SAINT JEAN DE MAURIENNE, FRANCE: Chantier "éminemment écologique" ou projet "mégalo et détraqué" ? La tension monte en France autour du projet controversé de ligne ferroviaire Lyon-Turin, avant une grande mobilisation prévue samedi par ses opposants et interdite par la préfecture pour "risques de débordements".
"Il y a des craintes quant à la sécurité des forces de l'ordre et des pompiers", a déclaré le préfet de Savoie François Ravier jeudi lors d'un point presse à Chambéry, précisant que "2.000 gendarmes et policiers" allaient être déployés en vallée de Maurienne, frontalière de l'Italie, célèbre pour ses stations de ski.
La manifestation, annoncée de longue date par une dizaine d'organisations dont les Soulèvements de la Terre et les No-Tav italiens, entend dénoncer les impacts écologiques, notamment sur la ressource en eau, de ce chantier "ferroviaire titanesque, impliquant le forage de 260 km de galeries à travers les massifs alpins".
Le gouvernement français avait annoncé fin mars avoir engagé la procédure de dissolution du mouvement Soulèvements de la Terre, qu'il a rendu responsable des affrontements violents lors d'une manifestation interdite contre un projet de réserve d'eau agricoles, à Sainte-Soline.
Soutenue par l'Union européenne, cette nouvelle ligne grande vitesse doit à terme relier Lyon et Turin, avec 70% des voies en France et 30% en Italie, pour un coût évalué à plus de 26 milliards d'euros.
Un million de poids-lourds
La nouvelle ligne "permettra de délester les routes alpines d'un million de poids lourds et de réduire chaque année les émissions de gaz à effet de serre d'environ un million de tonnes d'équivalent CO2", soit "l'équivalent produit par une ville de 300.000 habitants", selon les données de la société franco-italienne Telt, en charge du tunnel.
Les opposants maintiennent eux l'appel à manifester. "Les motifs du préfet sont fallacieux, nous ne sommes pas des terroristes", a réagi Marc Pascal, référent du parti Europe Ecologie-Les Verts (EELV) de Savoie.
"Nous continuons d'appeler à une manifestation familiale, festive, non violente, pacifique", a-t-il lancé.
"Les associations locales ont déposé un référé contre l'arrêté" auprès du tribunal administratif de Grenoble, a indiqué de son côté Brigitte Finas, du bureau national de l'association altermondialiste Attac. "Il y a un déni de démocratie", a-t-elle estimé.

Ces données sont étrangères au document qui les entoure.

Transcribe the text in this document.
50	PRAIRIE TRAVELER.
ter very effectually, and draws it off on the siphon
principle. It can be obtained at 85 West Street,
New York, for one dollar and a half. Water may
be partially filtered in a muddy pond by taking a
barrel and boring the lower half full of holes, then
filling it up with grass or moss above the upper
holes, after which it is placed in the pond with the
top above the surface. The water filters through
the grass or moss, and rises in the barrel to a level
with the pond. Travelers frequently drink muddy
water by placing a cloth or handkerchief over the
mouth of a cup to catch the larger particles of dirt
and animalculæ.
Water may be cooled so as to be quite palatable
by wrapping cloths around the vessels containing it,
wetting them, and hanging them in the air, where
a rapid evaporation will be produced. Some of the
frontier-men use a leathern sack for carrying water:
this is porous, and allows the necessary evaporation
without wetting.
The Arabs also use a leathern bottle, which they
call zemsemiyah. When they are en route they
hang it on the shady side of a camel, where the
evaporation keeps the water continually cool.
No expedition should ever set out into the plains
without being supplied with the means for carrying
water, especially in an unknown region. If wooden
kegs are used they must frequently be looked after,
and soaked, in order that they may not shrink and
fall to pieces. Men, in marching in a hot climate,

Le même jour, des experts de l'ONU ont appelé la France à entreprendre un "examen complet" de ses pratiques de maintien de l'ordre, s'inquiétant d'"allégations d'un usage excessif de la force", notamment lors de la manifestation écologiste de Sainte-Soline.

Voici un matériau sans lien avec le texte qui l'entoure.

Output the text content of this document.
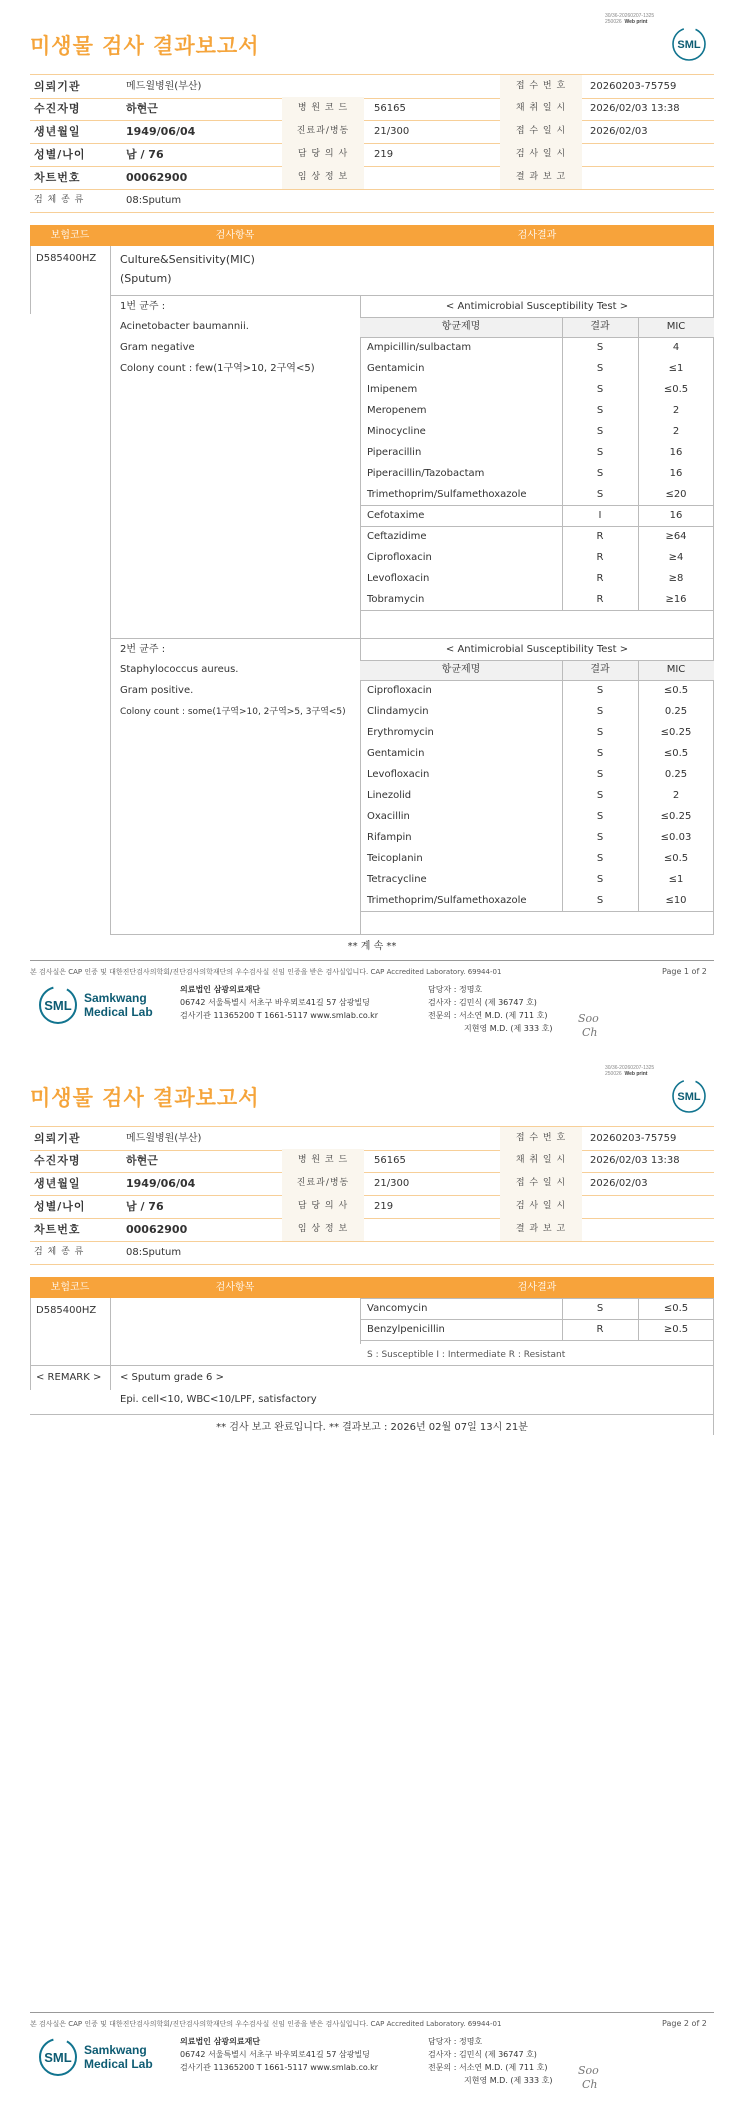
30/36-20260207-1325
250026 Web print
미생물 검사 결과보고서	SML
의뢰기관	메드윌병원(부산)	접 수 번 호	20260203-75759
수진자명	하현근	병 원 코 드	56165	채 취 일 시	2026/02/03 13:38
생년월일	1949/06/04	진료과/병동	21/300	접 수 일 시	2026/02/03
성별/나이	남 / 76	담 당 의 사	219	검 사 일 시
차트번호	00062900	임 상 정 보	결 과 보 고
검 체 종 류	08:Sputum
보험코드	검사항목	검사결과
D585400HZ Culture&Sensitivity(MIC)
(Sputum)
1번 균주 :
Acinetobacter baumannii.
Gram negative
Colony count : few(1구역>10, 2구역<5)
< Antimicrobial Susceptibility Test >
항균제명	결과	MIC
Ampicillin/sulbactam	S	4
Gentamicin	S	≤1
Imipenem	S	≤0.5
Meropenem	S	2
Minocycline	S	2
Piperacillin	S	16
Piperacillin/Tazobactam	S	16
Trimethoprim/Sulfamethoxazole	S	≤20
Cefotaxime	I	16
Ceftazidime	R	≥64
Ciprofloxacin	R	≥4
Levofloxacin	R	≥8
Tobramycin	R	≥16
2번 균주 :
Staphylococcus aureus.
Gram positive.
Colony count : some(1구역>10, 2구역>5, 3구역<5)
< Antimicrobial Susceptibility Test >
항균제명	결과	MIC
Ciprofloxacin	S	≤0.5
Clindamycin	S	0.25
Erythromycin	S	≤0.25
Gentamicin	S	≤0.5
Levofloxacin	S	0.25
Linezolid	S	2
Oxacillin	S	≤0.25
Rifampin	S	≤0.03
Teicoplanin	S	≤0.5
Tetracycline	S	≤1
Trimethoprim/Sulfamethoxazole	S	≤10
** 계 속 **
본 검사실은 CAP 인증 및 대한진단검사의학회/진단검사의학재단의 우수검사실 신임 인증을 받은 검사실입니다. CAP Accredited Laboratory. 69944-01	Page 1 of 2
SML Samkwang
Medical Lab
의료법인 삼광의료재단
06742 서울특별시 서초구 바우뫼로41길 57 삼광빌딩
검사기관 11365200 T 1661-5117 www.smlab.co.kr
담당자 : 정명호
검사자 : 김민식 (제 36747 호)
전문의 : 서소연 M.D. (제 711 호)
지현영 M.D. (제 333 호)
Soo
Ch
30/36-20260207-1325
250026 Web print
미생물 검사 결과보고서	SML
의뢰기관	메드윌병원(부산)	접 수 번 호	20260203-75759
수진자명	하현근	병 원 코 드	56165	채 취 일 시	2026/02/03 13:38
생년월일	1949/06/04	진료과/병동	21/300	접 수 일 시	2026/02/03
성별/나이	남 / 76	담 당 의 사	219	검 사 일 시
차트번호	00062900	임 상 정 보	결 과 보 고
검 체 종 류	08:Sputum
보험코드	검사항목	검사결과
D585400HZ	Vancomycin	S	≤0.5
Benzylpenicillin	R	≥0.5
S : Susceptible I : Intermediate R : Resistant
< REMARK > < Sputum grade 6 >
Epi. cell<10, WBC<10/LPF, satisfactory
** 검사 보고 완료입니다. ** 결과보고 : 2026년 02월 07일 13시 21분
본 검사실은 CAP 인증 및 대한진단검사의학회/진단검사의학재단의 우수검사실 신임 인증을 받은 검사실입니다. CAP Accredited Laboratory. 69944-01	Page 2 of 2
SML Samkwang
Medical Lab
의료법인 삼광의료재단
06742 서울특별시 서초구 바우뫼로41길 57 삼광빌딩
검사기관 11365200 T 1661-5117 www.smlab.co.kr
담당자 : 정명호
검사자 : 김민식 (제 36747 호)
전문의 : 서소연 M.D. (제 711 호)
지현영 M.D. (제 333 호)
Soo
Ch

Selon les opposants, les travaux, en cours mais encore loin d'être achevés, risquent de "détruire la montagne pour les intérêts économiques de quelques-uns, au détriment du vivant".
Des élus comme le maire écologiste de Grenoble Eric Piolle et la députée La France Insoumise (LFI, gauche radicale) Mathilde Panot ont annoncé leur venue samedi en vallée de Maurienne.
"Intrusions"
Le préfet a justifié son arrêté d'interdiction par un défaut d'information des organisateurs sur le nombre de manifestants attendu et sur les parcours. Selon lui, ils pourraient être "entre 3.000 et 4.000", avec "notamment des personnes venant de régions extérieures et sans doute de pays étrangers frontaliers, notamment l'Italie et la Suisse".
En outre, "on nous a signalé la présence d'éléments radicaux, entre 300 et 500", a-t-il ajouté citant des évaluations du ministère de l'Intérieur.
La vente de mortiers d'artifice, carburants au détail, produits chimiques et d'artifices est d'ores et déjà interdite, selon la préfecture.
Jeudi matin, une manifestation de soutien au projet avait en revanche été autorisée, rassemblant environ 200 personnes, dont des élus devant la gare de Saint-Jean-de-Maurienne.
"Le Lyon-Turin, ce n'est plus un projet, c'est déjà une réalité dans notre territoire, dans nos aménagements", a estimé le maire (sans étiquette) de la ville, Philippe Rollet.
"Le Lyon-Turin est éminemment écologique", a renchéri Émilie Bonnivard, députée (Les Républicains, droite) de Savoie, en allusion à la baisse attendue du trafic routier et des émissions de CO2.
"La montagne n’est pas un gruyère", s'insurge jeudi dans un communiqué l'association Mountain Wilderness, en déplorant que les Alpes "souffrent déjà (...) du réchauffement climatique".